Court of Appeals of Georgia.
Feb 23, 1972.
188 S.E.2d 275
Howard P. Wallace, for appellants., Dunaway, Shelfer, Haas & Newberry, William S. Shelfer, Jr., for appellee.
Hall, Quillian, Pannell.
Cited by 21 opinions  |  Published
Hall, Presiding Judge.

In an action for injuries received by the son from a. dog, father and son plaintiffs, appeal from the grant of summary judgment to the defendant owner.

1. Appellee’s motion to dismiss is denied. Buffalo Holding Co. v. Shores, 124 Ga. App. 868 (186 SE2d 339).

2. The evidence is substantially undisputed. The issue is whether plaintiff has presented specific facts creating a genuine issue on scienter in rebuttal to defendant’s denial by affidavit that he had any knowledge the dog had ever attacked, bitten or menaced any person. Plaintiffs and defendant are next door neighbors. The court had the depositions of both sets of husbands and wives for consideration in passing upon this motion. All of them agree that to their knowledge the dog had never shown vicious tendencies toward a human being. In fact, the parents of the injured boy allowed their daughter to visit and play with the animal. However, the dog was kept chained or indoors most of the time because of complaints following some incidents with other animals. On one occasion he chased a cat; on another he engaged in a fight with another male shepherd over a female in heat; on another he unexplainedly went after a passing poodle.

Plaintiffs contend that knowledge of attacks on other animals, combined with the confinement, is sufficient to show defendant’s knowledge of the dog’s vicious tendencies and therefore to create liability under Code § 105-110.

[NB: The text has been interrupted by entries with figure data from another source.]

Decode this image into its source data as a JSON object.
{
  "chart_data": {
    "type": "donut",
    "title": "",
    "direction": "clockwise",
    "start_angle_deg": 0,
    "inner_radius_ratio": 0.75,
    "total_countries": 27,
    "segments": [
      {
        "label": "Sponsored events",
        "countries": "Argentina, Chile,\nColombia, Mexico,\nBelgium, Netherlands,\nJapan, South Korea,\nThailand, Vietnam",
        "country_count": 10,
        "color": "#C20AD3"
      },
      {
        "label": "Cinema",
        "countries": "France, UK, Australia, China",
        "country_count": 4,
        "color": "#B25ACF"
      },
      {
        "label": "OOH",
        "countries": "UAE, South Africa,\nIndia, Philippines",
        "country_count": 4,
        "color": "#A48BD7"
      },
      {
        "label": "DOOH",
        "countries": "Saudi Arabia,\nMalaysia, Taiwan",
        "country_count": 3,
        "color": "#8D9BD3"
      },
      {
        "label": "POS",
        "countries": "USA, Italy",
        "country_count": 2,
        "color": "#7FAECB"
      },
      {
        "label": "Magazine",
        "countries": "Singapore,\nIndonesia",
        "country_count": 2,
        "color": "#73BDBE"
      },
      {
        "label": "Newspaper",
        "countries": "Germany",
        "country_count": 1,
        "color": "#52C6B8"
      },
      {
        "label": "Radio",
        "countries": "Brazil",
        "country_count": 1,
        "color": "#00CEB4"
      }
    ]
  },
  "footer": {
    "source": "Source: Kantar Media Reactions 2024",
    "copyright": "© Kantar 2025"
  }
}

We believe that knowledge or notice that a dog will behave[*558] ferociously toward other animals is not necessarily notice that it will attack human beings. See Prosser, Torts § 57 (2d Ed.); 2 Harper & James, Torts, § 14.11. This is an application of the broader rule: "It is not enough, however, that the possessor of the animal has reason to know that it has a propensity to do harm in one or more specific ways; it is necessary that he have reason to know of its propensity to do harm of the type which it inflicts.” 3 Restatement of Torts § 509, Comment g.

Submitted February 1, 1972 Decided February 23, 1972. Howard P. Wallace, for appellants. Dunaway, Shelfer, Haas & Newberry, William S. Shelfer, Jr., for appellee.

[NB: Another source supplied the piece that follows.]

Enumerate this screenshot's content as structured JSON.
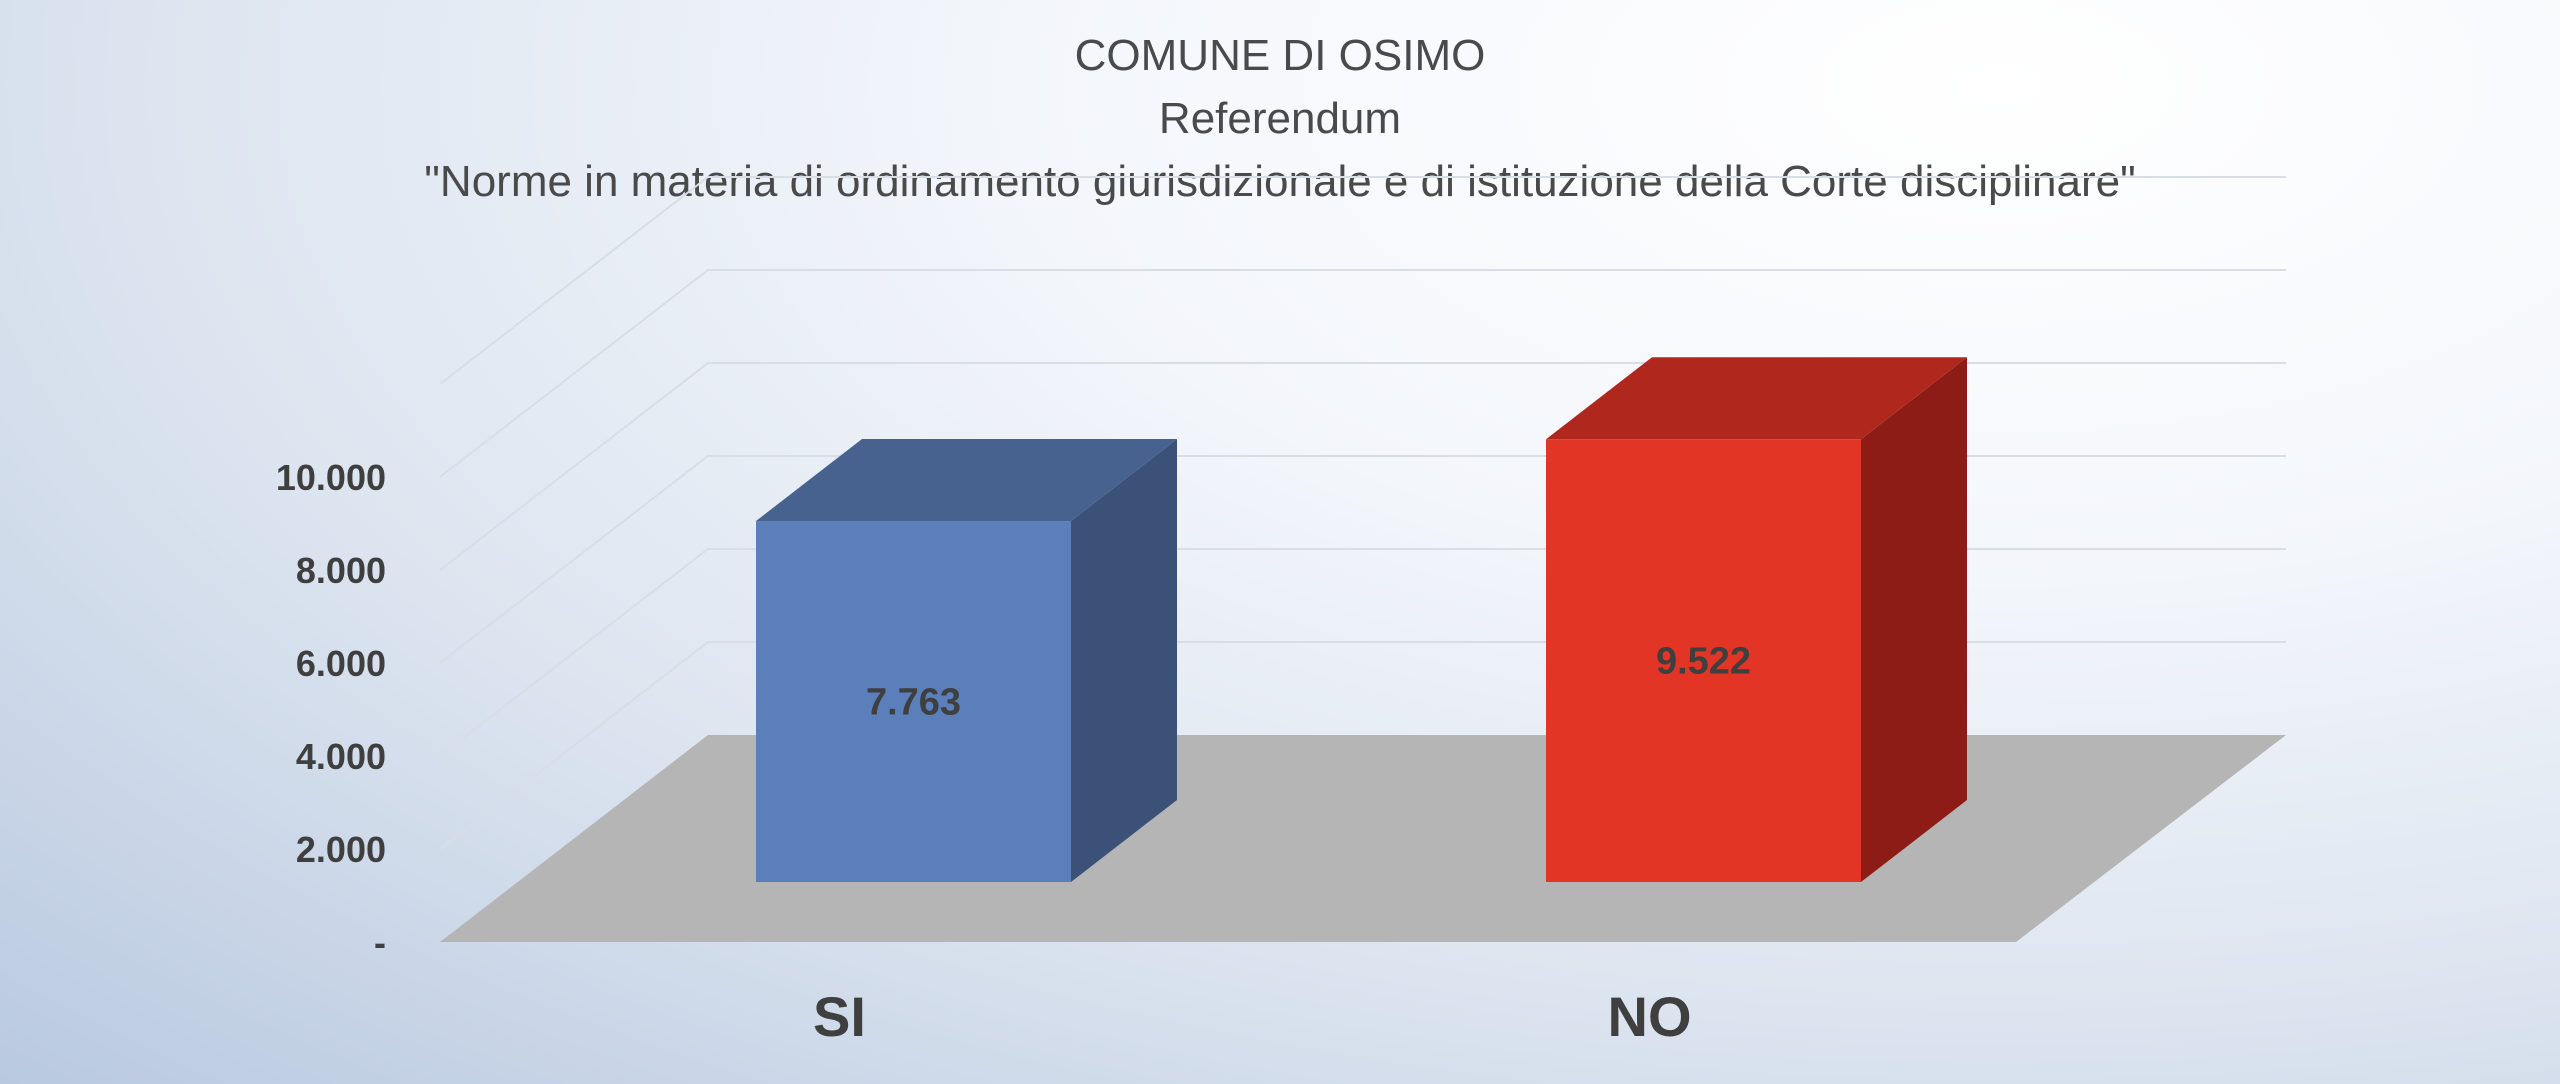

This rule was applied by this court to hold that knowledge that a horse has thrown a rider does not show a propensity to kick. Chandler v. Gately, 119 Ga. App. 513 (2) (167 SE2d 697). See also Starling v. Davis, 121 Ga. App. 428 (174 SE2d 214).

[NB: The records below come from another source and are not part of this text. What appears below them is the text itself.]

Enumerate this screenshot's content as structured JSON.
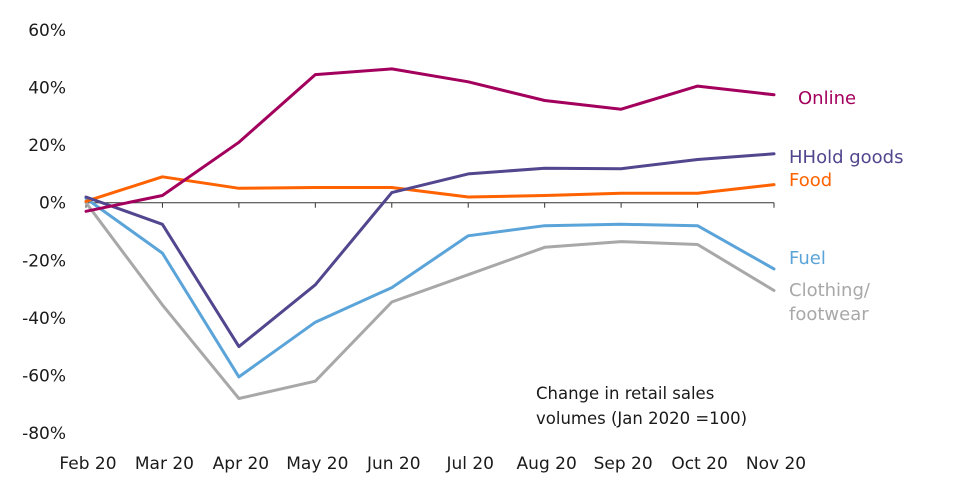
{
  "chart_data": {
    "type": "line",
    "categories": [
      "Feb 20",
      "Mar 20",
      "Apr 20",
      "May 20",
      "Jun 20",
      "Jul 20",
      "Aug 20",
      "Sep 20",
      "Oct 20",
      "Nov 20"
    ],
    "ylim": [
      -80,
      60
    ],
    "yticks": [
      60,
      40,
      20,
      0,
      -20,
      -40,
      -60,
      -80
    ],
    "ytick_labels": [
      "60%",
      "40%",
      "20%",
      "0%",
      "-20%",
      "-40%",
      "-60%",
      "-80%"
    ],
    "annotation": [
      "Change in retail sales",
      "volumes (Jan 2020 =100)"
    ],
    "series": [
      {
        "name": "Online",
        "label_lines": [
          "Online"
        ],
        "color": "#a3005e",
        "values": [
          -3,
          2.5,
          21,
          44.5,
          46.5,
          42,
          35.5,
          32.5,
          40.5,
          37.5
        ]
      },
      {
        "name": "HHold goods",
        "label_lines": [
          "HHold goods"
        ],
        "color": "#52468e",
        "values": [
          2,
          -7.5,
          -50,
          -28.5,
          3.5,
          10,
          12,
          11.8,
          15,
          17
        ]
      },
      {
        "name": "Food",
        "label_lines": [
          "Food"
        ],
        "color": "#ff6200",
        "values": [
          0.5,
          9,
          5,
          5.3,
          5.3,
          2,
          2.5,
          3.3,
          3.3,
          6.3
        ]
      },
      {
        "name": "Fuel",
        "label_lines": [
          "Fuel"
        ],
        "color": "#5ba4d9",
        "values": [
          1.5,
          -17.5,
          -60.5,
          -41.5,
          -29.5,
          -11.5,
          -8,
          -7.5,
          -8,
          -23
        ]
      },
      {
        "name": "Clothing/footwear",
        "label_lines": [
          "Clothing/",
          "footwear"
        ],
        "color": "#a8a8a8",
        "values": [
          0,
          -35.5,
          -68,
          -62,
          -34.5,
          -25,
          -15.5,
          -13.5,
          -14.5,
          -30.5
        ]
      }
    ]
  }
}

Without more than is shown here, we cannot say there is a jury issue on the question of knowledge that the dog had a propensity to attack human beings. While a previous attack would not necessarily be required, at least some form of menacing behavior would be. The evidence here does not show so much as a single growl. The trial court did not err in granting summary judgment.

Judgment affirmed.

Quillian, J., concurs. Pannell, J., concurs in the judgment only.